The Alexander County Historic Preservation Committee (HPC) recently toured the downtown commercial district of Statesville. Alexander HPC members are Commissioner Larry Yoder, Helen Chestnut, Nancy Coley, Betty Long, and Lee Sharpe. Alexander County EDC’s Business Development Manager, Connie Kincaid, serves as the County’s HPC staff liaison.
The HPC received a guided tour from preservation developers Michael and Diane Young of LMY, Inc. in Salisbury. The historic preservation specialists, consultants, and developers preserve and manage historic commercial, residential, and manufacturing properties, many located in Salisbury and now Statesville. Their most recent project is the preservation of The Jenkins Building, located at 212 South Center Street in Downtown Statesville.
LMY, Inc. shared its plans for 212 South Center Street with the Alexander HPC on June 14. The historic tax credit project will include two retail spaces, one office space, and four upper-floor residential units.

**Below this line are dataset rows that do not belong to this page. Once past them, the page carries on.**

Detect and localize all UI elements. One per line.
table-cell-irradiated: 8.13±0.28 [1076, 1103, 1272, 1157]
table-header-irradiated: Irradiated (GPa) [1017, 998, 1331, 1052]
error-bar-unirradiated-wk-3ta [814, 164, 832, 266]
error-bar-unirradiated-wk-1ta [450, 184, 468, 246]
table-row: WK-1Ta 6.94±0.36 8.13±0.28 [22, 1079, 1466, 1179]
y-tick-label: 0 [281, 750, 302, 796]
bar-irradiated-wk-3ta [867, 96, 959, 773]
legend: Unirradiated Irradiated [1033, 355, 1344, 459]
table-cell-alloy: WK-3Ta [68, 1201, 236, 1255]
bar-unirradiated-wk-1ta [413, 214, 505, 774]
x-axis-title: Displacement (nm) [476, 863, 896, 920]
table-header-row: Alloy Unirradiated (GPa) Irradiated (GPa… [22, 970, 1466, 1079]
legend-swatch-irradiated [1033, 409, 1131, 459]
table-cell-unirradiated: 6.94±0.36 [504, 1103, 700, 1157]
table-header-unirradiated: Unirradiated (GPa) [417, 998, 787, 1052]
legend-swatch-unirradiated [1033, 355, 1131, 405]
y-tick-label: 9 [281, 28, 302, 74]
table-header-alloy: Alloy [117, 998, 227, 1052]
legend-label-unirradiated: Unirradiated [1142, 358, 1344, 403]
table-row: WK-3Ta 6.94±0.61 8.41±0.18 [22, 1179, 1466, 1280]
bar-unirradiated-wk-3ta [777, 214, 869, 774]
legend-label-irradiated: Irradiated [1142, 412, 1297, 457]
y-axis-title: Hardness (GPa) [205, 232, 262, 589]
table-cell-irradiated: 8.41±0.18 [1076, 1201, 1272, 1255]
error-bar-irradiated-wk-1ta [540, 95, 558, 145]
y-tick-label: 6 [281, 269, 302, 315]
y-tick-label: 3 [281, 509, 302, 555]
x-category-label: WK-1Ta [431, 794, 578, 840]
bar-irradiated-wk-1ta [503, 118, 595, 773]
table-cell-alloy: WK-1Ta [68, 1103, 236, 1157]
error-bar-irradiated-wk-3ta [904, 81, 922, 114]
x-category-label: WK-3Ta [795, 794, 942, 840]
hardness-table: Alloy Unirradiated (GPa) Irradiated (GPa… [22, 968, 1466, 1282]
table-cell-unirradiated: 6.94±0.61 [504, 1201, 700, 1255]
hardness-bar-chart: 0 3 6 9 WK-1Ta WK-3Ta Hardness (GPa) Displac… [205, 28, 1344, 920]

With the preservation of the 1922 building as the goal, LMY researched specific architectural components of the building as seen in a historical photograph. The word “Belden” stamped on the back of an original brick helped them to discover the Belden Brick Company in Canton, Ohio, which originally produced the brick. Luckily, they were still in business and LMY was able to purchase matching bricks to restore the original sill course below the upper story windows similar to the one seen in the photo that accompanies this article.
The storefront and upper-story windows are being reproduced to replicate the original architectural aspects of the building. The property was listed on the National Register of Historic Places in 1980 as part of the Statesville Commercial Historic District.

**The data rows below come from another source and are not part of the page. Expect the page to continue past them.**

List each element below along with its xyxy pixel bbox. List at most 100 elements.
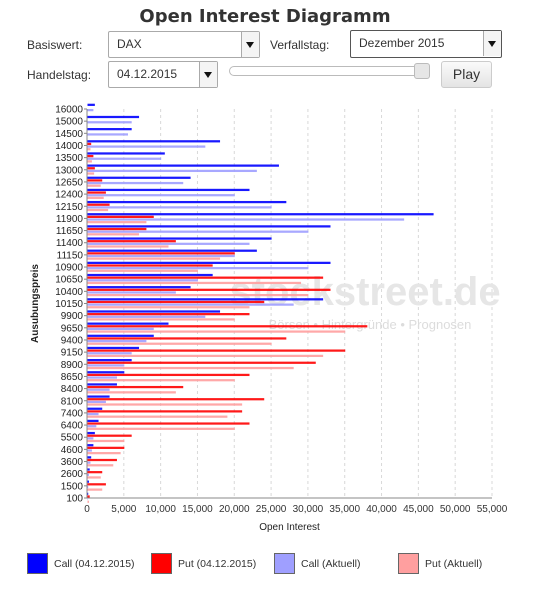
legend-label: Put (04.12.2015): [178, 558, 257, 570]
x-tick-label: 5,000: [111, 504, 136, 515]
handelstag-label: Handelstag:: [27, 68, 92, 82]
bar: [87, 221, 147, 224]
bar: [87, 354, 324, 358]
bar: [87, 240, 176, 243]
bar: [87, 279, 198, 282]
legend-label: Call (Aktuell): [301, 558, 361, 570]
legend-swatch: [398, 553, 419, 574]
x-tick-label: 50,000: [440, 504, 471, 515]
x-tick-label: 35,000: [329, 504, 360, 515]
bar: [87, 379, 235, 382]
bar: [87, 249, 257, 252]
bar: [87, 371, 125, 374]
bar: [87, 464, 114, 467]
y-tick-label: 13000: [55, 165, 83, 176]
y-tick-label: 11900: [56, 214, 84, 225]
bar: [87, 298, 324, 301]
open-interest-chart: 0 5,000 10,000 15,000 20,000 25,000 30,000 35,0…: [30, 103, 508, 533]
bar: [87, 388, 110, 391]
y-tick-label: 11400: [56, 238, 84, 249]
bar: [87, 431, 95, 435]
y-tick-label: 8900: [61, 360, 84, 371]
y-tick-label: 16000: [55, 105, 83, 116]
bar: [87, 273, 213, 277]
bar: [87, 434, 132, 437]
x-tick-label: 30,000: [293, 504, 324, 515]
x-tick-label: 10,000: [145, 504, 176, 515]
bar: [87, 383, 117, 386]
bar: [87, 334, 154, 337]
bar: [87, 188, 250, 192]
bar: [87, 218, 405, 221]
y-tick-label: 9400: [61, 335, 84, 346]
y-tick-label: 8650: [61, 372, 84, 383]
bar: [87, 179, 103, 182]
bar: [87, 391, 176, 394]
bar: [87, 456, 92, 459]
y-tick-label: 7400: [61, 408, 84, 419]
y-tick-label: 2600: [61, 469, 84, 480]
bar: [87, 461, 91, 464]
bar: [87, 385, 184, 389]
y-tick-label: 10400: [55, 287, 83, 298]
y-tick-label: 12650: [55, 177, 83, 188]
x-axis-title: Open Interest: [259, 522, 320, 533]
play-button[interactable]: Play: [441, 61, 492, 88]
bar: [87, 492, 89, 495]
bar: [87, 230, 309, 233]
bar: [87, 361, 316, 364]
bar: [87, 373, 250, 377]
bar: [87, 439, 125, 443]
bar: [87, 245, 169, 248]
bar: [87, 339, 147, 343]
bar: [87, 480, 89, 483]
watermark-tagline: Börsen • Hintergründe • Prognosen: [269, 317, 472, 332]
bar: [87, 376, 117, 379]
bar: [87, 142, 92, 146]
bar: [87, 148, 91, 151]
bar: [87, 446, 125, 449]
bar: [87, 349, 346, 352]
bar: [87, 286, 191, 289]
bar: [87, 410, 243, 413]
y-tick-label: 1500: [61, 481, 84, 492]
bar: [87, 449, 92, 452]
legend-label: Call (04.12.2015): [54, 558, 135, 570]
bar: [87, 346, 140, 350]
bar: [87, 109, 94, 112]
bar: [87, 468, 90, 471]
bar: [87, 121, 132, 124]
handelstag-slider[interactable]: [229, 63, 430, 79]
y-tick-label: 3600: [61, 457, 84, 468]
y-tick-label: 5500: [61, 433, 84, 444]
bar: [87, 115, 140, 119]
verfallstag-select[interactable]: Dezember 2015: [350, 30, 502, 58]
bar: [87, 261, 331, 264]
verfallstag-label: Verfallstag:: [270, 38, 330, 52]
x-tick-label: 45,000: [403, 504, 434, 515]
slider-handle[interactable]: [414, 63, 430, 79]
bar: [87, 495, 90, 498]
y-tick-label: 11150: [57, 250, 84, 261]
y-tick-label: 11650: [56, 226, 84, 237]
chevron-down-icon: [199, 62, 217, 87]
bar: [87, 293, 309, 297]
bar: [87, 358, 132, 362]
basiswert-select[interactable]: DAX: [108, 31, 260, 58]
bar: [87, 303, 294, 306]
y-tick-label: 6400: [61, 421, 84, 432]
bar: [87, 315, 206, 318]
bar: [87, 242, 250, 245]
bar: [87, 325, 368, 328]
bar: [87, 103, 95, 106]
bar: [87, 164, 279, 167]
bar: [87, 267, 309, 270]
handelstag-select[interactable]: 04.12.2015: [108, 61, 218, 88]
y-tick-label: 9150: [61, 348, 84, 359]
bar: [87, 400, 106, 403]
bar: [87, 203, 110, 206]
bar: [87, 184, 101, 187]
bar: [87, 208, 109, 212]
bar: [87, 233, 140, 236]
legend-swatch: [274, 553, 295, 574]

Marin Tomlin, a realtor with Allen Tate in Statesville and former Downtown Statesville Development Corporation Executive Director, explained how the Main Street organization worked to acquire the building working towards the goal of finding the right owner to redevelop it as a historic tax credit project that included the creation of upper-story residential. The organization was glad to have received a proposal from LMY, Inc. to redevelop the building, as it met all of the board’s goals.

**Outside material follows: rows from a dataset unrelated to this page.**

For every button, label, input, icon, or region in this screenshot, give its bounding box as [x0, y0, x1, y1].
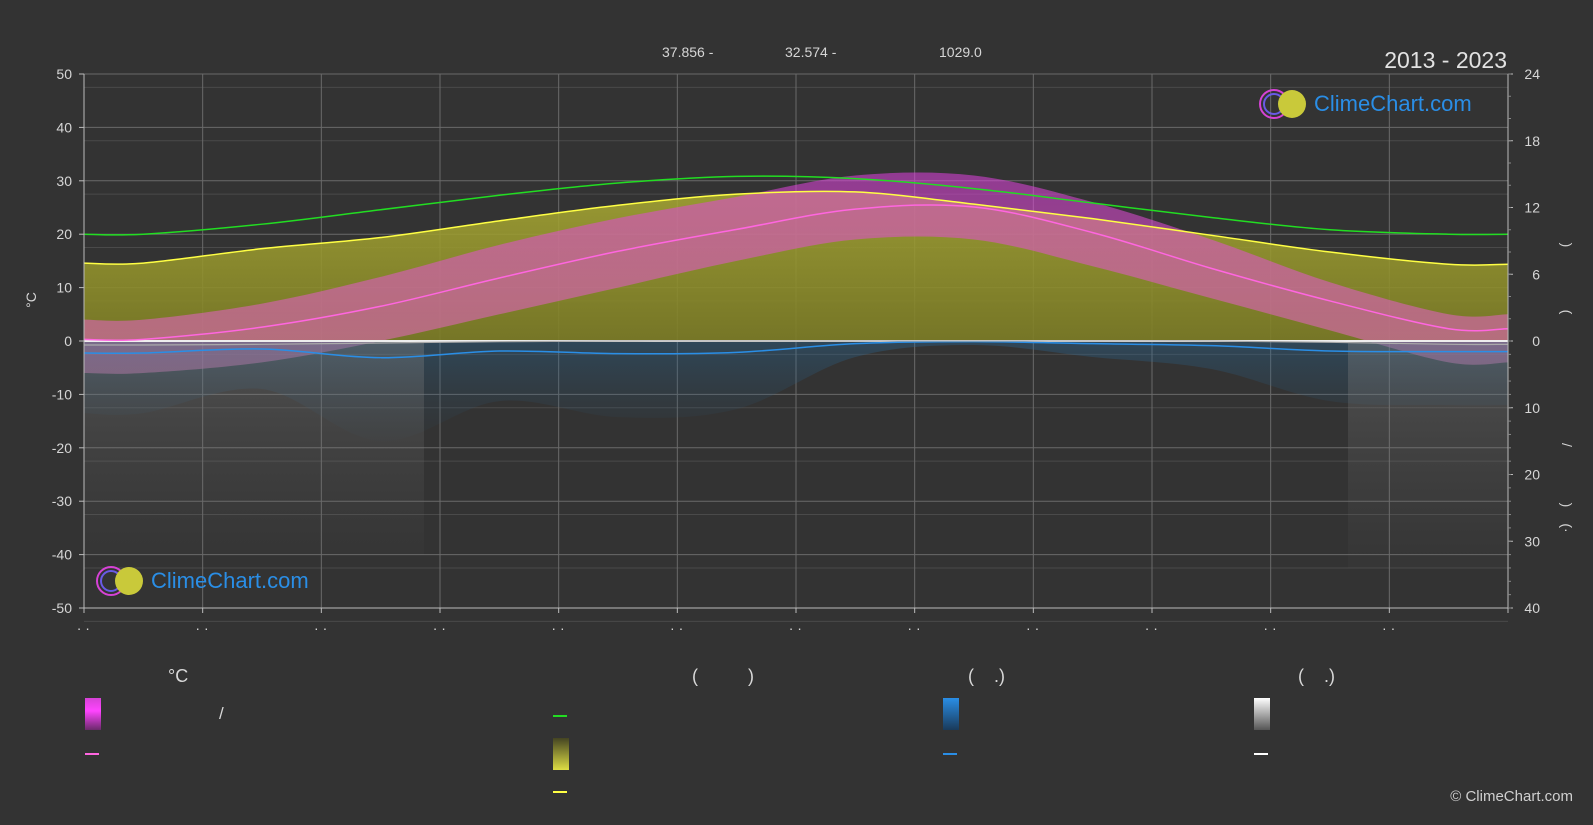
legend-temp-head: °C	[168, 666, 189, 686]
left-tick-label: -50	[52, 600, 72, 616]
month-label: · ·	[195, 620, 208, 636]
rain-fill	[84, 341, 1508, 442]
month-label: · ·	[1263, 620, 1276, 636]
left-tick-label: -10	[52, 386, 72, 402]
month-label: · ·	[907, 620, 920, 636]
legend-snow-head: ( .)	[1298, 666, 1335, 686]
sunshine-line	[84, 190, 1508, 266]
logo-text: ClimeChart.com	[151, 568, 309, 593]
left-tick-label: 50	[56, 66, 72, 82]
logo-icon	[96, 566, 143, 596]
month-label: · ·	[551, 620, 564, 636]
legend-sun-head: ( )	[692, 666, 754, 686]
left-tick-label: 20	[56, 226, 72, 242]
left-tick-label: -20	[52, 440, 72, 456]
logo-icon	[1259, 89, 1306, 119]
left-axis-label: °C	[23, 292, 39, 308]
right-top-tick-label: 0	[1532, 333, 1540, 349]
left-tick-label: 40	[56, 119, 72, 135]
legend-temp-mean-swatch	[85, 753, 99, 755]
month-label: · ·	[1026, 620, 1039, 636]
logo-bottom[interactable]: ClimeChart.com	[95, 565, 309, 597]
logo-text: ClimeChart.com	[1314, 91, 1472, 116]
month-label: · ·	[670, 620, 683, 636]
chart-fills	[84, 172, 1508, 568]
left-tick-label: 30	[56, 173, 72, 189]
rain-mean-line	[84, 340, 1508, 359]
right-bottom-tick-label: 40	[1524, 600, 1540, 616]
right-axis-glyph: )	[1559, 503, 1575, 508]
logo-top[interactable]: ClimeChart.com	[1258, 88, 1472, 120]
month-label: · ·	[789, 620, 802, 636]
snow-fill-winter-start	[84, 341, 424, 555]
legend-snow-swatch	[1254, 698, 1270, 730]
right-top-tick-label: 12	[1524, 200, 1540, 216]
top-stat-2: 32.574 -	[785, 44, 837, 60]
right-top-tick-label: 24	[1524, 66, 1540, 82]
legend-rain-head: ( .)	[968, 666, 1005, 686]
legend-temp-range-swatch	[85, 698, 101, 730]
month-label: · ·	[77, 620, 90, 636]
right-top-tick-label: 18	[1524, 133, 1540, 149]
temperature-range-band	[84, 172, 1508, 374]
right-axis-glyph: )	[1559, 243, 1575, 248]
chart-lines	[84, 175, 1508, 359]
right-bottom-tick-label: 20	[1524, 467, 1540, 483]
left-tick-label: -30	[52, 493, 72, 509]
legend-daylight-swatch	[553, 715, 567, 717]
left-tick-label: -40	[52, 547, 72, 563]
right-axis-glyph: (·	[1559, 523, 1575, 532]
snow-fill-winter-end	[1348, 341, 1508, 568]
top-stat-1: 37.856 -	[662, 44, 714, 60]
right-bottom-tick-label: 30	[1524, 533, 1540, 549]
top-stat-3: 1029.0	[939, 44, 982, 60]
right-axis-glyph: /	[1559, 443, 1575, 447]
left-tick-label: 10	[56, 280, 72, 296]
right-top-tick-label: 6	[1532, 266, 1540, 282]
axes: 50 40 30 20 10 0 -10 -20 -30 -40 -50 24 18 12 6 0 10 20 30…	[52, 66, 1575, 636]
snow-mean-line	[84, 340, 1508, 346]
period-label: 2013 - 2023	[1384, 47, 1507, 73]
legend-snow-mean-swatch	[1254, 753, 1268, 755]
month-label: · ·	[314, 620, 327, 636]
legend-rain-swatch	[943, 698, 959, 730]
daylight-line	[84, 175, 1508, 236]
legend-temp-range-mark: /	[219, 704, 224, 723]
copyright: © ClimeChart.com	[1450, 788, 1573, 805]
left-tick-label: 0	[64, 333, 72, 349]
legend-rain-mean-swatch	[943, 753, 957, 755]
month-label: · ·	[433, 620, 446, 636]
month-label: · ·	[1145, 620, 1158, 636]
legend-sunshine-swatch	[553, 738, 569, 770]
temperature-mean-line	[84, 204, 1508, 342]
legend-sunshine-line-swatch	[553, 791, 567, 793]
month-label: · ·	[1382, 620, 1395, 636]
right-axis-glyph: (	[1559, 310, 1575, 315]
right-bottom-tick-label: 10	[1524, 400, 1540, 416]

Tomlin also shared the process that was involved in phases I & II of the city’s streetscape project that occurred between 2011 and 2016. The project involved the replacement of aging water, stormwater, and electric lines. Electric lines went underground and waterlines were added to both sides of the street. The above-ground improvements included narrowing the streets, widening the sidewalks, adding bulb-outs, expanding the planting areas and flowerpots, new surface accents of brick and stone, new lighting, new outdoor seating areas, and new trash cans and recycling containers. During the construction, the City of Statesville and DSDC took a proactive approach by taking the necessary steps to ensure local property and business owners would be provided with the services needed to conduct their business with the least amount of disruption during construction. The approximately $8 million construction project took two years of planning, and the two different phases each took approximately 12-18 months to complete. The results of the streetscape project are now helping to attract developers like LMY, Inc. to purchase, preserve, and redevelop historic properties in Downtown Statesville.